Zu Beginn der zweiten Halbzeit donnerte Antonaci das Leder aus 20 Metern an den Pfosten (49.). Auf der Gegenseite ließ Brian Mukasa Patrick Huckle über die linke Seite ziehen. Bei dessen abgefälschten Schuss, der im kurzen Eck eingeschlagen wäre, präsentierte sich FC-Torwart Tolga Sahin mit einer tollen Fußabwehr als guter Rückhalt (53.). Als Denis Mangafic in der 65. Minute den Zweikampf mit Nennhuber suchte und im FC-Strafraum zu Fall kam, entschied Schiedsrichter Haustein zum Entsetzen der Hausherren auf Strafstoß. Vito Plut war es egal – er traf zum 1:1 (65.). Der Gegentreffer und die folgende »Wechselphase« führten zu einem Bruch im FC-Spiel. Zwar hatte man den Gegner weiter im Griff, doch sich häufende Fehlpässe sorgten dafür, dass zwingende Aktionen nach vorne rar wurden. Nach einer Flanke von Alban Lekaj verfehlte Stürmer Markus Müller das FSV-Tor mit einem Volleyschuss knapp (85.). In der Nachspielzeit war es erneut Müller, der nach einem Eckstoß von Cem Kaya per Kopf den verdienten Siegtreffer verfehlte.

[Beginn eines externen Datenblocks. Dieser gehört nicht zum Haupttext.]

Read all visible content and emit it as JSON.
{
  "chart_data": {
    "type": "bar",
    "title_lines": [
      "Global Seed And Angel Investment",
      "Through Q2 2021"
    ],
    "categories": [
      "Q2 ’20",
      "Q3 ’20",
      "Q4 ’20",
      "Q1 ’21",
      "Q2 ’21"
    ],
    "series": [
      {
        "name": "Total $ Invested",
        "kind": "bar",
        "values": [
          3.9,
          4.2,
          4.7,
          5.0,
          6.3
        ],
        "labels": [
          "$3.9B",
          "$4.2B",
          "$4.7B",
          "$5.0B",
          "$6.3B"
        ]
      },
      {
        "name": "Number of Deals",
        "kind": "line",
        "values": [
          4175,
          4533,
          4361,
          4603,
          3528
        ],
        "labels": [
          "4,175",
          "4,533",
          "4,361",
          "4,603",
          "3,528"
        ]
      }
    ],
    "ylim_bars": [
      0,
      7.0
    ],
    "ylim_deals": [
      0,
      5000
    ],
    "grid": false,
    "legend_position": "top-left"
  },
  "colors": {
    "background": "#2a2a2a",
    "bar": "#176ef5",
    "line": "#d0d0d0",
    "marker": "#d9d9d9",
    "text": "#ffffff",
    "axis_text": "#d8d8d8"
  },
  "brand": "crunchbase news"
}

FC Gießen: Sahin; Antonaci (77. Korzuschek), Spang (68. Schadeberg), Nennhuber, Koutny, Fink, Cem Kara, Mukasa (77. Lekaj), Hofmann (68. Mirkan Kara), Marceta (46. Müller), Michael (30. Koyuncu).

FSV Frankfurt: Aulbach; Sierck, Sabah, Pollasch, Koch (55. Soultani), Schick (73. Namavizadeh), Plut (73. Rose), Huckle, Tyminski (87. Altindag), Becker (87. Bazoli), Mangafic (66. Markovic).

Im Stenogramm: Schiedsrichter: Haustein (Großen-Buseck). – Zuschauer: 280. – Tore: 1:0 (12.) Koutny, 1:1 (65.) Plut (Foulelfmeter).